The average for the top ten batsmen is 2,181 days and for the top ten bowlers 1,624 days perhaps illustrating the fact that top-class bowlers spend less time at the peak of their form than batsmen due to the wear and tear on their bodies.

Next time, we’ll look at the equivalent tables for Test cricket. Can anyone topple the Don?

Thursday, August 6, 2009

Botham v Flintoff

As the Ashes merry-go-round moves on to Leeds, memories will no doubt be stirred of the great deeds from twenty-eight years ago when first Ian Botham and then Bob Willis upset the odds of 500/1 to give England the most unlikely of victories.

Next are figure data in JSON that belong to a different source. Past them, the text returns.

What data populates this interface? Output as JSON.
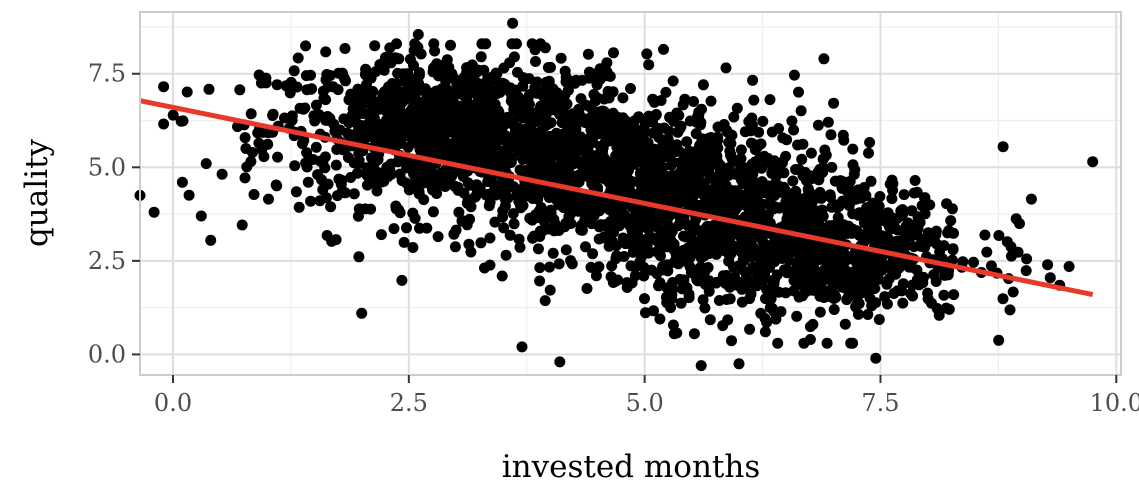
{
  "chart_data": {
    "type": "scatter",
    "title": "",
    "xlabel": "invested months",
    "ylabel": "quality",
    "xlim": [
      -0.35,
      10.05
    ],
    "ylim": [
      -0.55,
      9.15
    ],
    "x_ticks": [
      0.0,
      2.5,
      5.0,
      7.5,
      10.0
    ],
    "x_tick_labels": [
      "0.0",
      "2.5",
      "5.0",
      "7.5",
      "10.0"
    ],
    "y_ticks": [
      0.0,
      2.5,
      5.0,
      7.5
    ],
    "y_tick_labels": [
      "0.0",
      "2.5",
      "5.0",
      "7.5"
    ],
    "grid": true,
    "colors": {
      "points": "#000000",
      "fit_line": "#e8392a",
      "panel_border": "#cccccc",
      "grid_major": "#dedede",
      "grid_minor": "#efefef"
    },
    "fit_line": {
      "x": [
        -0.35,
        9.75
      ],
      "y": [
        6.78,
        1.6
      ]
    },
    "point_cloud": {
      "count": 3000,
      "clusters": [
        {
          "cx": 3.0,
          "cy": 6.0,
          "sx": 1.0,
          "sy": 1.0,
          "weight": 0.38
        },
        {
          "cx": 5.0,
          "cy": 4.6,
          "sx": 1.0,
          "sy": 1.05,
          "weight": 0.32
        },
        {
          "cx": 6.6,
          "cy": 2.8,
          "sx": 0.95,
          "sy": 0.95,
          "weight": 0.3
        }
      ],
      "outliers": [
        [
          -0.35,
          4.25
        ],
        [
          -0.2,
          3.8
        ],
        [
          0.1,
          4.6
        ],
        [
          0.4,
          3.05
        ],
        [
          0.3,
          3.7
        ],
        [
          2.0,
          1.1
        ],
        [
          3.7,
          0.2
        ],
        [
          4.1,
          -0.2
        ],
        [
          6.0,
          -0.25
        ],
        [
          5.6,
          -0.3
        ],
        [
          7.45,
          -0.1
        ],
        [
          6.9,
          7.9
        ],
        [
          5.2,
          8.15
        ],
        [
          3.6,
          8.85
        ],
        [
          2.6,
          8.55
        ],
        [
          8.8,
          5.55
        ],
        [
          9.75,
          5.15
        ],
        [
          9.5,
          2.35
        ],
        [
          9.3,
          2.05
        ],
        [
          9.1,
          4.15
        ]
      ]
    }
  }
}
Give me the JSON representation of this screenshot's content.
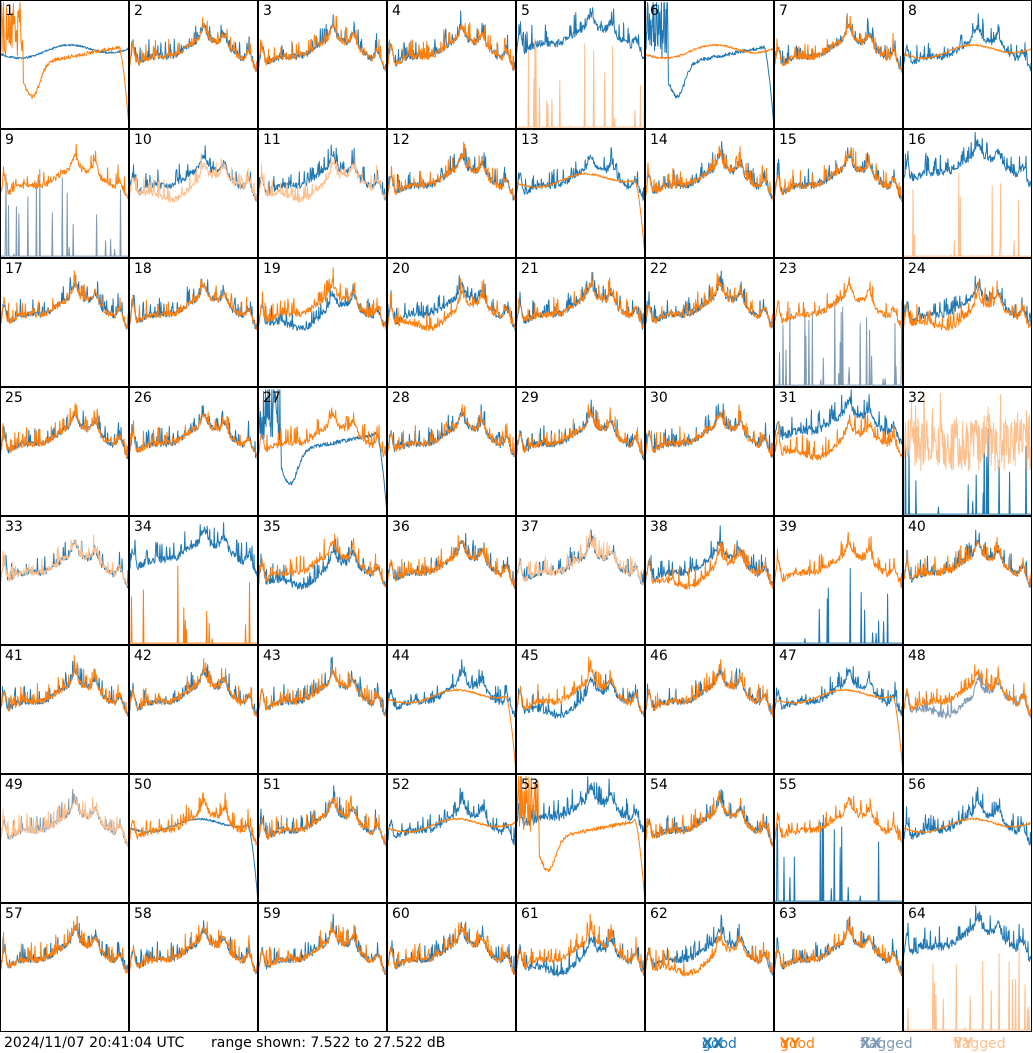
{
  "footer": {
    "timestamp": "2024/11/07 20:41:04 UTC",
    "range_text": "range shown: 7.522 to 27.522 dB"
  },
  "legend": {
    "good_xx": {
      "text": "good",
      "pol": "XX",
      "color": "#1f77b4"
    },
    "good_yy": {
      "text": "good",
      "pol": "YY",
      "color": "#ff7f0e"
    },
    "flagged_xx": {
      "text": "flagged",
      "pol": "XX",
      "color": "#7f9ab4"
    },
    "flagged_yy": {
      "text": "flagged",
      "pol": "YY",
      "color": "#ffbf8c"
    }
  },
  "chart_data": {
    "type": "line",
    "ylim": [
      7.522,
      27.522
    ],
    "panels": [
      {
        "label": "1",
        "xx": "good",
        "yy": "good",
        "xx_shape": "smooth",
        "yy_shape": "dip",
        "drop": "yy"
      },
      {
        "label": "2",
        "xx": "good",
        "yy": "good",
        "xx_shape": "normal",
        "yy_shape": "normal"
      },
      {
        "label": "3",
        "xx": "good",
        "yy": "good",
        "xx_shape": "normal",
        "yy_shape": "normal"
      },
      {
        "label": "4",
        "xx": "good",
        "yy": "good",
        "xx_shape": "normal",
        "yy_shape": "normal"
      },
      {
        "label": "5",
        "xx": "good",
        "yy": "flagged",
        "xx_shape": "high",
        "yy_shape": "spikes"
      },
      {
        "label": "6",
        "xx": "good",
        "yy": "good",
        "xx_shape": "dip",
        "yy_shape": "smooth",
        "drop": "xx"
      },
      {
        "label": "7",
        "xx": "good",
        "yy": "good",
        "xx_shape": "normal",
        "yy_shape": "normal"
      },
      {
        "label": "8",
        "xx": "good",
        "yy": "good",
        "xx_shape": "normal",
        "yy_shape": "smooth"
      },
      {
        "label": "9",
        "xx": "flagged",
        "yy": "good",
        "xx_shape": "spikes",
        "yy_shape": "normal"
      },
      {
        "label": "10",
        "xx": "good",
        "yy": "flagged",
        "xx_shape": "normal",
        "yy_shape": "low"
      },
      {
        "label": "11",
        "xx": "good",
        "yy": "flagged",
        "xx_shape": "normal",
        "yy_shape": "low"
      },
      {
        "label": "12",
        "xx": "good",
        "yy": "good",
        "xx_shape": "normal",
        "yy_shape": "normal"
      },
      {
        "label": "13",
        "xx": "good",
        "yy": "good",
        "xx_shape": "normal",
        "yy_shape": "smooth",
        "drop": "yy"
      },
      {
        "label": "14",
        "xx": "good",
        "yy": "good",
        "xx_shape": "normal",
        "yy_shape": "normal"
      },
      {
        "label": "15",
        "xx": "good",
        "yy": "good",
        "xx_shape": "normal",
        "yy_shape": "normal"
      },
      {
        "label": "16",
        "xx": "good",
        "yy": "flagged",
        "xx_shape": "high",
        "yy_shape": "spikes"
      },
      {
        "label": "17",
        "xx": "good",
        "yy": "good",
        "xx_shape": "normal",
        "yy_shape": "normal"
      },
      {
        "label": "18",
        "xx": "good",
        "yy": "good",
        "xx_shape": "normal",
        "yy_shape": "normal"
      },
      {
        "label": "19",
        "xx": "good",
        "yy": "good",
        "xx_shape": "low",
        "yy_shape": "normal"
      },
      {
        "label": "20",
        "xx": "good",
        "yy": "good",
        "xx_shape": "normal",
        "yy_shape": "low"
      },
      {
        "label": "21",
        "xx": "good",
        "yy": "good",
        "xx_shape": "normal",
        "yy_shape": "normal"
      },
      {
        "label": "22",
        "xx": "good",
        "yy": "good",
        "xx_shape": "normal",
        "yy_shape": "normal"
      },
      {
        "label": "23",
        "xx": "flagged",
        "yy": "good",
        "xx_shape": "spikes",
        "yy_shape": "normal"
      },
      {
        "label": "24",
        "xx": "good",
        "yy": "good",
        "xx_shape": "normal",
        "yy_shape": "low"
      },
      {
        "label": "25",
        "xx": "good",
        "yy": "good",
        "xx_shape": "normal",
        "yy_shape": "normal"
      },
      {
        "label": "26",
        "xx": "good",
        "yy": "good",
        "xx_shape": "normal",
        "yy_shape": "normal"
      },
      {
        "label": "27",
        "xx": "good",
        "yy": "good",
        "xx_shape": "dip",
        "yy_shape": "normal",
        "drop": "xx"
      },
      {
        "label": "28",
        "xx": "good",
        "yy": "good",
        "xx_shape": "normal",
        "yy_shape": "normal"
      },
      {
        "label": "29",
        "xx": "good",
        "yy": "good",
        "xx_shape": "normal",
        "yy_shape": "normal"
      },
      {
        "label": "30",
        "xx": "good",
        "yy": "good",
        "xx_shape": "normal",
        "yy_shape": "normal"
      },
      {
        "label": "31",
        "xx": "good",
        "yy": "good",
        "xx_shape": "high",
        "yy_shape": "low"
      },
      {
        "label": "32",
        "xx": "good",
        "yy": "flagged",
        "xx_shape": "spikes",
        "yy_shape": "wild"
      },
      {
        "label": "33",
        "xx": "good",
        "yy": "flagged",
        "xx_shape": "normal",
        "yy_shape": "normal"
      },
      {
        "label": "34",
        "xx": "good",
        "yy": "good",
        "xx_shape": "high",
        "yy_shape": "spikes"
      },
      {
        "label": "35",
        "xx": "good",
        "yy": "good",
        "xx_shape": "low",
        "yy_shape": "normal"
      },
      {
        "label": "36",
        "xx": "good",
        "yy": "good",
        "xx_shape": "normal",
        "yy_shape": "normal"
      },
      {
        "label": "37",
        "xx": "good",
        "yy": "flagged",
        "xx_shape": "normal",
        "yy_shape": "normal"
      },
      {
        "label": "38",
        "xx": "good",
        "yy": "good",
        "xx_shape": "normal",
        "yy_shape": "low"
      },
      {
        "label": "39",
        "xx": "good",
        "yy": "good",
        "xx_shape": "spikes",
        "yy_shape": "normal"
      },
      {
        "label": "40",
        "xx": "good",
        "yy": "good",
        "xx_shape": "normal",
        "yy_shape": "normal"
      },
      {
        "label": "41",
        "xx": "good",
        "yy": "good",
        "xx_shape": "normal",
        "yy_shape": "normal"
      },
      {
        "label": "42",
        "xx": "good",
        "yy": "good",
        "xx_shape": "normal",
        "yy_shape": "normal"
      },
      {
        "label": "43",
        "xx": "good",
        "yy": "good",
        "xx_shape": "normal",
        "yy_shape": "normal"
      },
      {
        "label": "44",
        "xx": "good",
        "yy": "good",
        "xx_shape": "normal",
        "yy_shape": "smooth",
        "drop": "yy"
      },
      {
        "label": "45",
        "xx": "good",
        "yy": "good",
        "xx_shape": "low",
        "yy_shape": "normal"
      },
      {
        "label": "46",
        "xx": "good",
        "yy": "good",
        "xx_shape": "normal",
        "yy_shape": "normal"
      },
      {
        "label": "47",
        "xx": "good",
        "yy": "good",
        "xx_shape": "normal",
        "yy_shape": "smooth",
        "drop": "yy"
      },
      {
        "label": "48",
        "xx": "flagged",
        "yy": "good",
        "xx_shape": "low",
        "yy_shape": "normal"
      },
      {
        "label": "49",
        "xx": "flagged",
        "yy": "flagged",
        "xx_shape": "normal",
        "yy_shape": "normal"
      },
      {
        "label": "50",
        "xx": "good",
        "yy": "good",
        "xx_shape": "smooth",
        "yy_shape": "normal",
        "drop": "xx"
      },
      {
        "label": "51",
        "xx": "good",
        "yy": "good",
        "xx_shape": "normal",
        "yy_shape": "normal"
      },
      {
        "label": "52",
        "xx": "good",
        "yy": "good",
        "xx_shape": "normal",
        "yy_shape": "smooth"
      },
      {
        "label": "53",
        "xx": "good",
        "yy": "good",
        "xx_shape": "high",
        "yy_shape": "dip",
        "drop": "yy"
      },
      {
        "label": "54",
        "xx": "good",
        "yy": "good",
        "xx_shape": "normal",
        "yy_shape": "normal"
      },
      {
        "label": "55",
        "xx": "good",
        "yy": "good",
        "xx_shape": "spikes",
        "yy_shape": "normal"
      },
      {
        "label": "56",
        "xx": "good",
        "yy": "good",
        "xx_shape": "normal",
        "yy_shape": "smooth"
      },
      {
        "label": "57",
        "xx": "good",
        "yy": "good",
        "xx_shape": "normal",
        "yy_shape": "normal"
      },
      {
        "label": "58",
        "xx": "good",
        "yy": "good",
        "xx_shape": "normal",
        "yy_shape": "normal"
      },
      {
        "label": "59",
        "xx": "good",
        "yy": "good",
        "xx_shape": "normal",
        "yy_shape": "normal"
      },
      {
        "label": "60",
        "xx": "good",
        "yy": "good",
        "xx_shape": "normal",
        "yy_shape": "normal"
      },
      {
        "label": "61",
        "xx": "good",
        "yy": "good",
        "xx_shape": "low",
        "yy_shape": "normal"
      },
      {
        "label": "62",
        "xx": "good",
        "yy": "good",
        "xx_shape": "normal",
        "yy_shape": "low"
      },
      {
        "label": "63",
        "xx": "good",
        "yy": "good",
        "xx_shape": "normal",
        "yy_shape": "normal"
      },
      {
        "label": "64",
        "xx": "good",
        "yy": "flagged",
        "xx_shape": "high",
        "yy_shape": "spikes"
      }
    ]
  }
}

While Bob Willis’s eight for 43 was crucial in applying the coup de grace, it was Ian Botham’s unbeaten 149 which really captured the imagination and secured his status as a true legend of the game.

Fast-forward to 2009 and the headlines are again being made by a weighty all-rounder whose off-the-field exploits often provide tabloid headlines – this time Andrew Flintoff. As if his Herculean efforts of 2005 were not enough, he bowled throughout the morning session in the second Test at Lord’s to give England their first victory over Australia at Headquarters since the Hedley Verity-inspired triumph of 1934 – when the average house price in England was a princely £515.

So – how do the two of them compare Ratings-wise? As Flintoff comes to the end of his Test career, what can the Reliance Mobile ICC Player Rankings tell us about these two greats of the modern game?

Botham: Highest Rating 811 (1982). Highest Ranking 3rd (1982). Average 586
Flintoff: Highest Rating 646 (2006). Highest Ranking 20th (2006) Average 468

Not much comparison there on first inpection. Botham was a good enough batsman in his own right to reach the top three in the world and it is often forgotten that he scored fourteen Test centuries and ended with an average of 33.54. However, Flintoff’s average is just a fraction less at 32.06 but with just five centuries. One area in which Freddie has suffered is while Botham converted 39% of his fifties into centuries, Flintoff has only managed 16% and so he hasn’t posted the eye-catching big innings which his predecessor managed.

Botham: Highest Rating 910 (1980). Highest Ranking 1st (60 matches) Average 687
Flintoff: Highest Rating 810 (2005). Highest Ranking 4th (2005) Average 485

Botham first topped the bowling tree in August 1978 after taking eleven Kiwi wickets in just his eleventh Test. He stayed there for most of the next two years before he was nudged out of the top spot by Joel Garner. Only seven bowlers have ever surpassed his career-best Rating of 911 which he achieved after his thirteen wickets in the Golden Jubilee Test at Mumbai in February 1980. While Flintoff has had his moments, a career-haul of just three five-wicket hauls compares disappointingly with Botham’s then-record of 27. Missing numerous Test Matches due to injury hasn’t helped his cause, but even had he stayed fit for all of those, he still would have struggled to close the gap on the 1980s star.

Botham: Highest Rating 646 (1980). Highest Ranking 1st (120 matches) Average 415
Flintoff: Highest Rating 501 (2005). Highest Ranking 1st (6 matches) Average 259

Botham’s peak Rating of 646 really deserves a second look. With a Batting Rating of 709 and a Bowling Rating of 911 it has only been surpassed by one man in the history of the game – Garry Sobers. There is no denying the fact that at the time, he was the most dynamic cricketer in the world. He was also able to top the all-rounder charts for 120 Tests despite the presence of the other three greats of the time – Richard Hadlee, Imran Khan and Kapil Dev. Flintoff did have his moment in the sun – not surprisingly in his annus mirabilis of 2005, but a certain Jacques Kallis has dominated ever since.

In conclusion, there is no denying the fact that Flintoff has been a very good player for England for the past decade. However when put in context with his predecessor in the England middle-order, it really becomes clear that despite his last eight Tests coming when he was clearly past his peak (averaging 14 with the bat and 48 with the ball) Botham was a truly great player, and that Flintoff comes up some way short – as do most of the other 2,564 players to play Test cricket.